Обрыв (Гончаров) - страница 537

В Дрездене он с Кириловым все утра проводил в галерее — да изредка бывал в театре. Райский торопил Кирилова ехать дальше, в Голландию, потом в Англию и в Париж. Но Кирилов уперся и в Англию не поехал.

— Зачем мне в Англию? Я туда не хочу, — говорил он. — Там все чудеса в частных галереях: туда не пустят. А общественная галерея — небогата. Из Голландии вы поезжайте одни в Англию, а я в Париж, в Лувр. Там я вас подожду.

Так они и сделали. Впрочем, и Райский пробыл в Англии всего две недели — и не успел даже ахнуть от изумления, подавленный грандиозным оборотом общественного механизма жизни, — и поспешил в веселый Париж. Он видел по утрам Лувр, а вечером мышиную беготню, веселые визги, вечную оргию, хмель крутящейся вихрем жизни, и унес оттуда только чад этой оргии, не давшей уложиться поглубже наскоро захваченным из этого омута мыслям, наблюдениям и впечатлениям.

Едва первые лучи полуденной весны сверкнули из-за Альп, оба артиста бросились через Швейцарию в Италию.

Райский, живо принимая впечатления, меняя одно на другое, бросаясь от искусства к природе, к новым людям, новым встречам, — чувствовал, что три самые глубокие его впечатления, самые дорогие воспоминания — бабушка, Вера, Марфинька — сопутствуют ему всюду, вторгаются во всякое новое ощущение, наполняют собой его досуги, что с ними тремя — он связан и той крепкой связью, от которой только человеку и бывает хорошо, — как ни от чего не бывает, и от нее же бывает иногда больно, как ни от чего, когда судьба неласково дотронется до такой связи.

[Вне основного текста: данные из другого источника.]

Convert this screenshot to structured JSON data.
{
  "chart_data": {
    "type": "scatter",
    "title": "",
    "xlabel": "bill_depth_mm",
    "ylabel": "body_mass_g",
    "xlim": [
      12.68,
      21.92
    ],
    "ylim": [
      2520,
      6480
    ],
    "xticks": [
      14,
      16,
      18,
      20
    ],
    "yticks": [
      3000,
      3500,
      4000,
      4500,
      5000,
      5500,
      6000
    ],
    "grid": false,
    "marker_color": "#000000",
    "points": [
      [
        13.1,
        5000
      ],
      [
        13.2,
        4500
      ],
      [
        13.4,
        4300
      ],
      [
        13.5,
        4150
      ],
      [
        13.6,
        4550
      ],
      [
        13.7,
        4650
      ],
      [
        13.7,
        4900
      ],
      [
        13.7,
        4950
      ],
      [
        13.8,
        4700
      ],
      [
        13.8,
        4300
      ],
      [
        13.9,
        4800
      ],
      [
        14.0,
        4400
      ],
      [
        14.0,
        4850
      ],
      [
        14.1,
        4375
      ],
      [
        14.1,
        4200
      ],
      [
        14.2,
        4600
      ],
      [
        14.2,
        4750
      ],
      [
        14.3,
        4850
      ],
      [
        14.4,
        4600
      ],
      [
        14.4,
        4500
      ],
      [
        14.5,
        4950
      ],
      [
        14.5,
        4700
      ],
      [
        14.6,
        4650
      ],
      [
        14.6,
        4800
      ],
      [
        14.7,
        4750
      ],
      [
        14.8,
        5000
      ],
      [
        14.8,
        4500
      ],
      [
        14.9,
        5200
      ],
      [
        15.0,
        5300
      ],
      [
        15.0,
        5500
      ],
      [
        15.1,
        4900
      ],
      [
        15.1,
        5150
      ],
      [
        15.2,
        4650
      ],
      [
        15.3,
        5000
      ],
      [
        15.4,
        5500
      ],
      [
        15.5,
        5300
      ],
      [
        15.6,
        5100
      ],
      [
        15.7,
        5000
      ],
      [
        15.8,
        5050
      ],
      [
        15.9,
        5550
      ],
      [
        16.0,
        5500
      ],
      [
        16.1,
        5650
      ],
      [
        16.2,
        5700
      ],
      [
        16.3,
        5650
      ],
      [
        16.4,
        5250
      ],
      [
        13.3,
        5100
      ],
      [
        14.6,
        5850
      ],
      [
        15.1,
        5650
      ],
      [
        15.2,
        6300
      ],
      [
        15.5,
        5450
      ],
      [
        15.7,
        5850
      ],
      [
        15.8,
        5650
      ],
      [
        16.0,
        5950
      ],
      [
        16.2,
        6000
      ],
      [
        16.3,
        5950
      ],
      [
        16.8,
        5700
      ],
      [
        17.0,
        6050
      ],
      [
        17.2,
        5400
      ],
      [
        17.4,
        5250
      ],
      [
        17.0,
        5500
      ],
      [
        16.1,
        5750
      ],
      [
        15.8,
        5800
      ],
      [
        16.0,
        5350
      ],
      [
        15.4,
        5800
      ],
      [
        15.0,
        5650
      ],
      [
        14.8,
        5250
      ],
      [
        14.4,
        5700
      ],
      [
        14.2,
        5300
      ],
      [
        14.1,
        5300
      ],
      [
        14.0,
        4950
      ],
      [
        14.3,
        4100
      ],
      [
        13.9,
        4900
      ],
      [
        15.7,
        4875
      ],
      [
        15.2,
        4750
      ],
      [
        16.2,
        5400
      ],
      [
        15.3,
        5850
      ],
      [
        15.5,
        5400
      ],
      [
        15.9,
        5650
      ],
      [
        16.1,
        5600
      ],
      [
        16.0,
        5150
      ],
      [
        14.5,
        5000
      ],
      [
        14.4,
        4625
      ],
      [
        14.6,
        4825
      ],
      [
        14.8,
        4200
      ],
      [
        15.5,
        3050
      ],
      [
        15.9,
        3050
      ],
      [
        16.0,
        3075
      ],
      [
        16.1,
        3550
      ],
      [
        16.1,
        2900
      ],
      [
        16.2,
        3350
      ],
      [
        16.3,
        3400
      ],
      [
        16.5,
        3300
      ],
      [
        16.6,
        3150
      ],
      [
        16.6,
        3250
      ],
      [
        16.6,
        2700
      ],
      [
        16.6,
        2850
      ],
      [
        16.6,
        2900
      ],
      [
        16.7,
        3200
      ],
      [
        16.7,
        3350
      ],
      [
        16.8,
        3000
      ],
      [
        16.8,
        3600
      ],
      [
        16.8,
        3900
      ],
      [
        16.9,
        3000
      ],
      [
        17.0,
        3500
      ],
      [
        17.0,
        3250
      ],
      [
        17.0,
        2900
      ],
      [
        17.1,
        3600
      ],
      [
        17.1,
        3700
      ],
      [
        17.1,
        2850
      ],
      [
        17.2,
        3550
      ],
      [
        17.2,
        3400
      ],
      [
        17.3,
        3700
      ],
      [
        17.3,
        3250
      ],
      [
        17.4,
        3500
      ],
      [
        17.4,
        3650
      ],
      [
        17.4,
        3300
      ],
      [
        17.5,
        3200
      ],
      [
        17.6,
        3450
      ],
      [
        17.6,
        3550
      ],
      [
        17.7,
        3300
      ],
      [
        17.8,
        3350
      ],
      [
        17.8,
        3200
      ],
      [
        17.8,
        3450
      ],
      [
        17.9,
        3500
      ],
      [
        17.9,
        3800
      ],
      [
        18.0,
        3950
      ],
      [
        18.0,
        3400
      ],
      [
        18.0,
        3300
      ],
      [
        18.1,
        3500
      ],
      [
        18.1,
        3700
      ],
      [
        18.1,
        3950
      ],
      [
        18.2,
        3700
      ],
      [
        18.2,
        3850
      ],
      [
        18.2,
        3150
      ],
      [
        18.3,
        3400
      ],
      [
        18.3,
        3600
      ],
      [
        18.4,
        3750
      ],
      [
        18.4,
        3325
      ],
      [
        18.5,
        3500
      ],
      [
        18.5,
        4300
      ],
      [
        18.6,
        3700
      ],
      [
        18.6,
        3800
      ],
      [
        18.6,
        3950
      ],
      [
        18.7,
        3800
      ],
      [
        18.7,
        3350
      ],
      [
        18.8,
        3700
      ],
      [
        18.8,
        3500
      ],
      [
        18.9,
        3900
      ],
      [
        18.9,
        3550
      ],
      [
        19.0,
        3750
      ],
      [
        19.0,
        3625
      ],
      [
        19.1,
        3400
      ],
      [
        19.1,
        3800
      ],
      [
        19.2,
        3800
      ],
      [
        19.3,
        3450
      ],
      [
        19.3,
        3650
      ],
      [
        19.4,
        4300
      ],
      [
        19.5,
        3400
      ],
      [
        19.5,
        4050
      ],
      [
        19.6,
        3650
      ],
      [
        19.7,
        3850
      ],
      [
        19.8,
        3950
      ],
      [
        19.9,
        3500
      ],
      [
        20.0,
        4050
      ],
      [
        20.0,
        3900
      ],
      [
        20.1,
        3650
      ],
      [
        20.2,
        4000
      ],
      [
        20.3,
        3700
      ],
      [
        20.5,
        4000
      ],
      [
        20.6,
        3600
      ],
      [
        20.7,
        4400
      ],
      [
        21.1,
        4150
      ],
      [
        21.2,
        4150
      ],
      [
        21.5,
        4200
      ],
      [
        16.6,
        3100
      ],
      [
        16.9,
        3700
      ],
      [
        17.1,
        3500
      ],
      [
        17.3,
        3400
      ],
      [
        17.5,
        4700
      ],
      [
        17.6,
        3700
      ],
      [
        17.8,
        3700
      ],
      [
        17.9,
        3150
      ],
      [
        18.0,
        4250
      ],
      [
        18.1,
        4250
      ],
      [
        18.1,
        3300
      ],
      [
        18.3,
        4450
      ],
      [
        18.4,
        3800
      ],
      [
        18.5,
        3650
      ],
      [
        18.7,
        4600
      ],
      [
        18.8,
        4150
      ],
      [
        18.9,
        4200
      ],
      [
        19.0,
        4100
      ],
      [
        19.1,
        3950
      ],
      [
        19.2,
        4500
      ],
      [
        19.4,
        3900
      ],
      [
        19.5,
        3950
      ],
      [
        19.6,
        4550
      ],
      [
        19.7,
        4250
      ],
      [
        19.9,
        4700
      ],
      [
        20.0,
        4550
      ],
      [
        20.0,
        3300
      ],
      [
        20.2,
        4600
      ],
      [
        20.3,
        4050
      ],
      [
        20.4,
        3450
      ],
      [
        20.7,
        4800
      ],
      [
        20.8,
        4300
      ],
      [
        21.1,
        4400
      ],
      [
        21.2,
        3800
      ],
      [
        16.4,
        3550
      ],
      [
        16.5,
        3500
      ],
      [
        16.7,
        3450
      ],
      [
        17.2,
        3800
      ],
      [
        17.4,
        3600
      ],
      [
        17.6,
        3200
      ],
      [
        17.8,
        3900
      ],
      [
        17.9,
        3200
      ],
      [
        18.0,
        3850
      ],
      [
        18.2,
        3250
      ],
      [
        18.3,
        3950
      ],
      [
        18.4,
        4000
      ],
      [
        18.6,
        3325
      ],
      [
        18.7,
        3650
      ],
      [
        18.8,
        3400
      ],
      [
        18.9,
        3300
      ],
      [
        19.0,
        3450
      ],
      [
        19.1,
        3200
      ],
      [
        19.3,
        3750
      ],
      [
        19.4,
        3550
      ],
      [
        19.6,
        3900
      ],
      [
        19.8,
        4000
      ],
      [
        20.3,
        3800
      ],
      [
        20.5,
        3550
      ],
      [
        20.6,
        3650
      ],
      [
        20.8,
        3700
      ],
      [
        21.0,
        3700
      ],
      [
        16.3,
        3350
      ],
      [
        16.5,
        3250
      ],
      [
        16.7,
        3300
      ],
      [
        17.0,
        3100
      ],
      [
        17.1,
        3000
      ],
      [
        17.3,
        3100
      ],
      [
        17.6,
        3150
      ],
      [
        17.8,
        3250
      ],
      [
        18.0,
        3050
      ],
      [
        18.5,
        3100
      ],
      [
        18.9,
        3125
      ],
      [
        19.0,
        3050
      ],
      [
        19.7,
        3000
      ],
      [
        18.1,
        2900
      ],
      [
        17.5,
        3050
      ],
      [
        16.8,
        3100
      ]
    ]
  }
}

Эти три фигуры являлись ему, и как артисту, всюду. Плеснет седой вал на море, мелькнет снежная вершина горы в Альпах — ему видится в них седая голова бабушки. Она выглядывала из портретов старух Веласкеза, Жерар Дова, — как Вера из фигур Мурильо, Марфинька из головок Грёза, иногда Рафаеля…

На дне швейцарских обрывов мелькал образ Веры, над скалами снилась ему его отчаянная борьба с ней… Далее — брошенный букет, ее страдание, искупление… всё!

Он вздрагивал и отрезвлялся, потом видел их опять, с улыбкой и любовью протягивающими руки к нему.

Три фигуры следовали за ним и по ту сторону Альп, когда перед ним встали другие три величавые фигуры: природа, искусство, история…

Он страстно отдался им, испытывая новые ощущения, почти болезненно потрясавшие его организм.

В Риме, устроив с Кириловым мастерскую, он делил время между музеями, дворцами, руинами, едва чувствуя красоту природы, запирался, работал, потом терялся в новой толпе, казавшейся ему какой-то громадной, яркой, подвижной картиной, отражавшей в себе тысячелетия — во всем блеске величия и в поразительной наготе всей мерзости — отжившего и живущего человечества.